Arbeitsweise der Informatiker verändert

Arbeitsweise der Informatiker verändert sich

14.11.2003
Von 
Ina Hönicke ist freie Journalistin in München.

Kian Ghanai, bei Accenture als Analyst tätig, hat sich im vergangenen Jahr für eine Tätigkeit im Offshore-Bereich - also jenem Gebiet, in dem die Projekte vorbereitet werden, entschieden. Die vielfältigen Anforderungen und der hohe persönliche Einsatz reizen den Betriebswirt. Ghanai unterstützt die Koordination der verschiedenen internationalen Service Delivery Centers, spricht Standards und Prozeduren mit dem Kunden ab und vereinheitlicht diese. Die Qualitätssicherung fällt ebenfalls in seinen Tätigkeitsbereich. Ghanai: "Meine Aufgabe ist sehr interessant. Ich arbeite mit Kollegen mit unterschiedlichem kulturellen und fachlichen Hintergrund zusammen - und die Teamarbeit klappt hervorragend."

Accenture-Chef Scholtissek ist überzeugt, dass gerade die Deutschen gute Voraussetzungen mitbringen, um ausgelagerte Arbeiten professionell zu steuern: "Benötigt werden Organisationstalent, Genauigkeit und Begeisterung - kurzum alles deutsche Tugenden." Wenn Offshoring intelligent gemacht würde, könne der so genannte Jobkiller seiner Meinung nach sogar zum Jobmotor werden.
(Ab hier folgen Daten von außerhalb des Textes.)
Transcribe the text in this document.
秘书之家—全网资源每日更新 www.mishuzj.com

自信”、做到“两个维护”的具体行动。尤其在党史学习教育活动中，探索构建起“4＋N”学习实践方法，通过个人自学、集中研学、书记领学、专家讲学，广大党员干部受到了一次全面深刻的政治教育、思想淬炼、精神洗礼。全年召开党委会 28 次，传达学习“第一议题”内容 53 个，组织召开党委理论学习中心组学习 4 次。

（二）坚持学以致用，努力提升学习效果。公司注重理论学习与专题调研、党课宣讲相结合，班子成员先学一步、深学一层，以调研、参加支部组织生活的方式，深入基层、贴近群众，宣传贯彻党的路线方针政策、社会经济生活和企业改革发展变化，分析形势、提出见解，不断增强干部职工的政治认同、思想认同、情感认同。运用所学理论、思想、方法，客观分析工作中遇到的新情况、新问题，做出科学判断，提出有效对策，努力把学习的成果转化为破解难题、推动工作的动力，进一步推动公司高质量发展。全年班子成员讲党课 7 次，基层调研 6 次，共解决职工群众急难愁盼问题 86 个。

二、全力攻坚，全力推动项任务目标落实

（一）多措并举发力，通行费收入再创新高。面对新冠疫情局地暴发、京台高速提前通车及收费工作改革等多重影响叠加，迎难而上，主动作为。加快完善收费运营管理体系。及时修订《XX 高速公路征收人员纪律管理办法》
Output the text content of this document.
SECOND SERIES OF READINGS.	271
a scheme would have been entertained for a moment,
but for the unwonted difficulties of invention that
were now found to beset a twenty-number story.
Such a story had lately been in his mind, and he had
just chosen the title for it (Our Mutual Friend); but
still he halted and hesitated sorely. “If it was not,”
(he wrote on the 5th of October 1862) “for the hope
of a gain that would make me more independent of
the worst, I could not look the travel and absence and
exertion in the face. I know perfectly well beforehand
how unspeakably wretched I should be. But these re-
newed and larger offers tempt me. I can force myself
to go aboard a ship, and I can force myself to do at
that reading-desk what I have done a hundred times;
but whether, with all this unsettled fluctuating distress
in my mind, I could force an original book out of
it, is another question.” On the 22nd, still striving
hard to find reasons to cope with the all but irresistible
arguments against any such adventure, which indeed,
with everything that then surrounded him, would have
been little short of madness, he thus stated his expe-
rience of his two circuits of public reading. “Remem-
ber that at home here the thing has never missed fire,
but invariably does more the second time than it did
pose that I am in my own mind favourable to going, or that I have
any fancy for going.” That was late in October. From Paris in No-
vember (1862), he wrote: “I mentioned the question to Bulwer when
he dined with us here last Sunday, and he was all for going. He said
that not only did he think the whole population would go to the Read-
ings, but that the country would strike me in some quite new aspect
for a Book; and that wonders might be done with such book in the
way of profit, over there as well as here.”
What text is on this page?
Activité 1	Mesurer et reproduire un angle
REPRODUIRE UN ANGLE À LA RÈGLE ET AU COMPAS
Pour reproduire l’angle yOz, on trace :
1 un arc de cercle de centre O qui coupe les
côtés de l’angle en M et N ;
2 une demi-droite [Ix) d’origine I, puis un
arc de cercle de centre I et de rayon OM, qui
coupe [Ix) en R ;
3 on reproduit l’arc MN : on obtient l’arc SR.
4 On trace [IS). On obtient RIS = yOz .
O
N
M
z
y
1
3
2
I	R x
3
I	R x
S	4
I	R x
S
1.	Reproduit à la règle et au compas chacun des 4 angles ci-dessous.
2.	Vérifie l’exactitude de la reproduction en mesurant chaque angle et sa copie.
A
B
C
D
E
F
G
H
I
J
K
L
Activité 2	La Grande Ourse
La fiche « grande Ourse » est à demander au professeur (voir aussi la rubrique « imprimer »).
Als Beispiel nennt Scholtissek die Automobilindustrie: Obwohl viele Produktionen ins Ausland verlagert worden seien, hätten die deutschen Autobauer in den vergangenen Jahren eher eingestellt als entlassen.

Offshoring als Jobmotor - diese Prognose sieht Hansjörg Siber, der bei Cap Gemini Ernst & Young den Bereich Business Process Outsourcing leitet, eher skeptisch: "Natürlich benötigen die Unternehmen für das Front-Office qualifiziertes High-Tech-Leute - ihre Zahl sollte aber nicht überschätzt werden." Schließlich würde sich das Verhältnis Front- zu Back-Office künftig dramatisch verändern. In amerikanischen Studien sei mittelfristig von 25 zu 75 Prozent die Rede. Cap Gemini Ernst & Young verlangt von seinen Frontend-Mitarbeiter viel. Siber: "Neben technischem Know-how und Kommunikationsfähigkeit müssen sie die englische Sprache wirklich beherrschen."

Weil die Vermittlung von Informationen bei Offshore-Projekten eine derart zentrale Rolle einnimmt, sieht der Consultant eine Spezies auf der Verliererstraße: "Diejenigen Softwareexperten, die nicht in der Lage sind, als Moderator aufzutreten, werden in Deutschland bald keinen Job mehr finden." Große Entwicklungsabteilungen, in denen introvertierte Softwerker bislang immer ihren Platz gefunden hätten, werde es nämlich nicht mehr lange geben.

Nur Innovation rettet Jobs

Fragt sich nur, wie angesichts der Konkurrenz in Billiglohnländern das ideale Profil eines Informatikers aussehen sollte. Bei der Frage, ob die Hochschulen den Nachwuchs angemessen auf diese Situation vorbereiten, scheiden sich die Geister. Während die einen Experten mehr Praxibezug fordern, lehnen Hochschulprofessoren dies ab. Ihrer Meinung nach bietet eine fundierte Grundlagenausbildung die beste Chance, das lange Berufsleben zu meistern.